Brooke wiped damp palms on the gauzy outer layer of her maxi-dress. Yes, she knew she’d been stumbling around in a shocked daze for far too long. Yes, she knew Katrina was right to urge her to start dating again. Dating—that was one thing. A couple of palomas on the El Centro roof deck during happy hour. That was how to ease back into dating.

A romantic island dinner with a man you’d fantasized over since making the JV cheerleading squad was not it. It was the dating equivalent of jackknifing off the Olympic platform before ever doing a cannonball from the side of the pool. Brooke wasn’t just nervous.
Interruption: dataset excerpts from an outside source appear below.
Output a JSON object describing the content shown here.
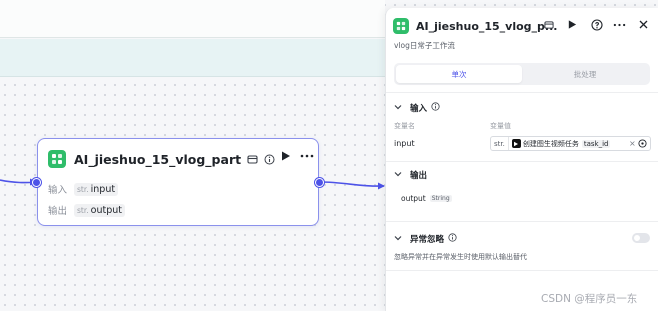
{
  "node": {
    "title": "AI_jieshuo_15_vlog_part",
    "rows": [
      {
        "label": "输入",
        "type": "str.",
        "name": "input"
      },
      {
        "label": "输出",
        "type": "str.",
        "name": "output"
      }
    ]
  },
  "panel": {
    "title": "AI_jieshuo_15_vlog_p...",
    "description": "vlog日常子工作流",
    "tabs": [
      "单次",
      "批处理"
    ],
    "input_section": {
      "title": "输入",
      "col_name": "变量名",
      "col_value": "变量值",
      "param_name": "input",
      "ref_type": "str.",
      "ref_node": "创建图生视频任务",
      "ref_var": "task_id",
      "clear": "×"
    },
    "output_section": {
      "title": "输出",
      "param_name": "output",
      "param_type": "String"
    },
    "error_section": {
      "title": "异常忽略",
      "description": "忽略异常并在异常发生时使用默认输出替代"
    }
  },
  "watermark": "CSDN @程序员一东",
  "colors": {
    "accent": "#4d53e8",
    "node_icon": "#2fbd6a",
    "node_border": "#8b91ec"
  },
  "icons": [
    "workflow-app-icon",
    "save-icon",
    "info-icon",
    "play-icon",
    "more-icon",
    "help-icon",
    "close-icon",
    "chevron-down-icon",
    "var-picker-icon",
    "toggle-switch"
  ]
}
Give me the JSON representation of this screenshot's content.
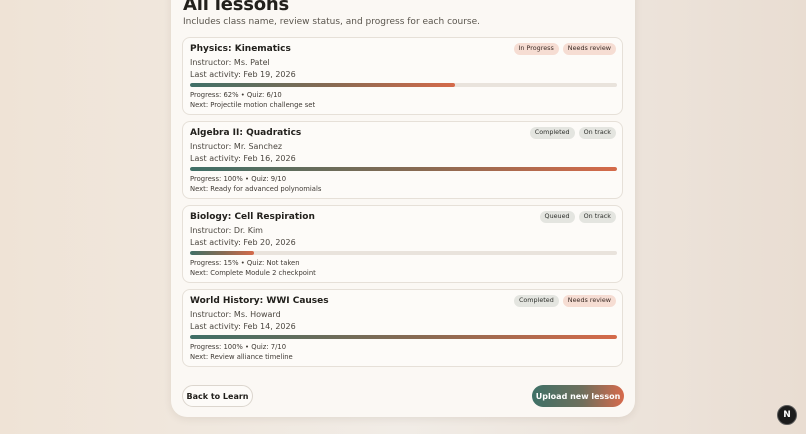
{
  "header": {
    "title": "All lessons",
    "subtitle": "Includes class name, review status, and progress for each course."
  },
  "lessons": [
    {
      "title": "Physics: Kinematics",
      "instructor": "Instructor: Ms. Patel",
      "activity": "Last activity: Feb 19, 2026",
      "badges": [
        "In Progress",
        "Needs review"
      ],
      "progress": 62,
      "progress_text": "Progress: 62% • Quiz: 6/10",
      "next": "Next: Projectile motion challenge set"
    },
    {
      "title": "Algebra II: Quadratics",
      "instructor": "Instructor: Mr. Sanchez",
      "activity": "Last activity: Feb 16, 2026",
      "badges": [
        "Completed",
        "On track"
      ],
      "progress": 100,
      "progress_text": "Progress: 100% • Quiz: 9/10",
      "next": "Next: Ready for advanced polynomials"
    },
    {
      "title": "Biology: Cell Respiration",
      "instructor": "Instructor: Dr. Kim",
      "activity": "Last activity: Feb 20, 2026",
      "badges": [
        "Queued",
        "On track"
      ],
      "progress": 15,
      "progress_text": "Progress: 15% • Quiz: Not taken",
      "next": "Next: Complete Module 2 checkpoint"
    },
    {
      "title": "World History: WWI Causes",
      "instructor": "Instructor: Ms. Howard",
      "activity": "Last activity: Feb 14, 2026",
      "badges": [
        "Completed",
        "Needs review"
      ],
      "progress": 100,
      "progress_text": "Progress: 100% • Quiz: 7/10",
      "next": "Next: Review alliance timeline"
    }
  ],
  "actions": {
    "back_label": "Back to Learn",
    "upload_label": "Upload new lesson"
  },
  "fab": {
    "label": "N",
    "icon": "n-logo-icon"
  },
  "colors": {
    "accent_start": "#3e7167",
    "accent_end": "#d76a4c",
    "warm_badge": "#f6ddd3",
    "cool_badge": "#e4e5e0"
  }
}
She wasn’t ready.

Embracing the moment in the Emerald Pool had been easy. But then they’d had the long hike back, the last of it through spitting rain. It gave her plenty of time to think—and rethink—as she showered and changed for dinner. Brooke didn’t do hookups. She did relationships. She liked to know a person before stripping for them. No hang-up about it. Just a level of comfort required to get intimate.

On the other hand, she did know Logan. All her concerns about his turning into someone different as an adult were silly. If anything, he’d just morphed into a better version of the boy she’d known. Maybe she didn’t know his favorite drink…or if he had a pet…or if he did the crossword in pencil or ink or not at all. Brooke did know who Logan was on the inside. That ought to be enough to get to know his outsides really, really well.

That logic, however, did nothing to calm her racing heart. She stared out into the darkness, no longer able to distinguish the crashing surf a hundred feet below from the driving rain lashing at the hillside.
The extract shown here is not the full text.